Item of concern is how many people are actually doing this (especially via 
dynamic IP PPPoE connections) due to:
  1. The ifup-ipsec and ifdown-ipsec scripts being broken for net-to-net VPNs
  2. Racoon missing an init script
  3. Having to hack together a simple script to handle the changing IPs which
     updates the 'DST=' entry in /etc/sysconfig/network-scripts/ifcfg-ipsec?

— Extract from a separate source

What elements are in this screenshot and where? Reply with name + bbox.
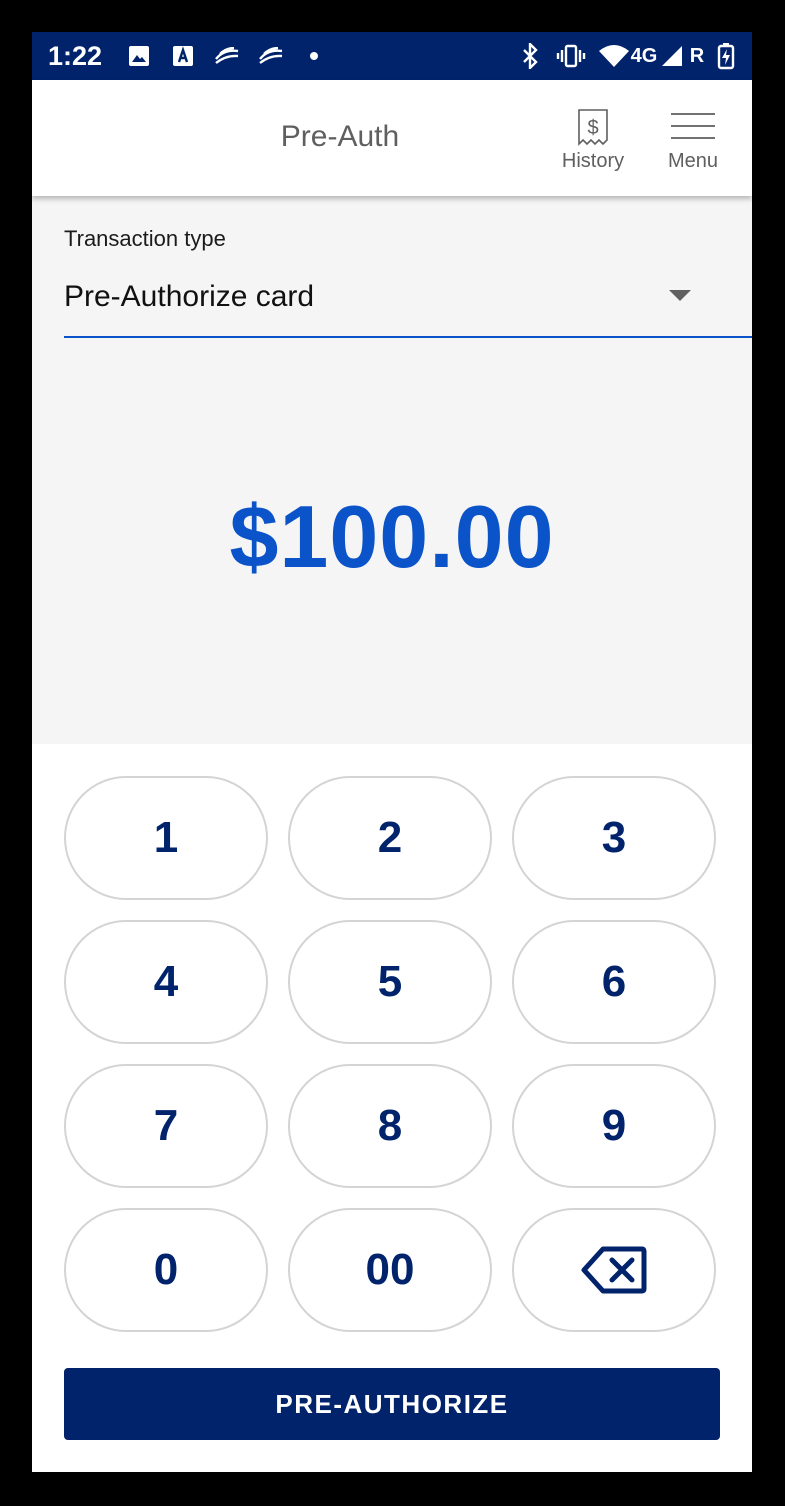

Comment 4 David Herselman 2005-08-29 07:08:19 UTC
Could this possibly have something to do with IP addresses changing when the 
PPPoE connections re-establish?

Comment 5 David Herselman 2005-09-25 15:41:17 UTC
No feedback from anyone out there and I was under pressure to get this 
resolved... Got it working by installing kernel 2.6 from RHEL4.1 on the RHEL3 
servers.

Required packages:
kernel-2.6.9-11.EL.i686.rpm
lvm2-2.01.08-1.0.RHEL4.i386.rpm
depend/device-mapper-1.01.01-1.RHEL4.i386.rpm
depend/glibc-2.3.4-2.9.i686.rpm
depend/glibc-common-2.3.4-2.9.i386.rpm
depend/ipsec-tools-0.3.3-6.i386.rpm
depend/l2tpd-0.69-12jdl.i386.rpm
depend/libselinux-1.19.1-8.i386.rpm
depend/mkinitrd-4.2.1.3-1.i386.rpm
depend/module-init-tools-3.1-0.pre5.3.i386.rp
depend/nscd-2.3.4-2.9.i386.rpm


Installed like this:
rpm -e piranha
rpm -Uvh --nodeps lvm2-2.01.08-1.0.RHEL4.i386.rpm
rpm -Uvh depend/*.rpm
rpm -ivh kernel-2.6.9-11.EL.i686.rpm
vi /etc/lilo.conf
lilo


Comment 6 David Herselman 2005-09-25 15:43:07 UTC
Didn't get to test the following patch from Bugzilla #168458:
  http://sourceforge.net/mailarchive/forum.php?thread_id=3866075&forum_id=32000

Comment 7 RHEL Program Management 2007-10-19 18:55:38 UTC
This bug is filed against RHEL 3, which is in maintenance phase.
During the maintenance phase, only security errata and select mission
critical bug fixes will be released for enterprise products. Since
this bug does not meet that criteria, it is now being closed.
 
For more information of the RHEL errata support policy, please visit:
http://www.redhat.com/security/updates/errata/
 
If you feel this bug is indeed mission critical, please contact your
support representative. You may be asked to provide detailed
information on how this bug is affecting you.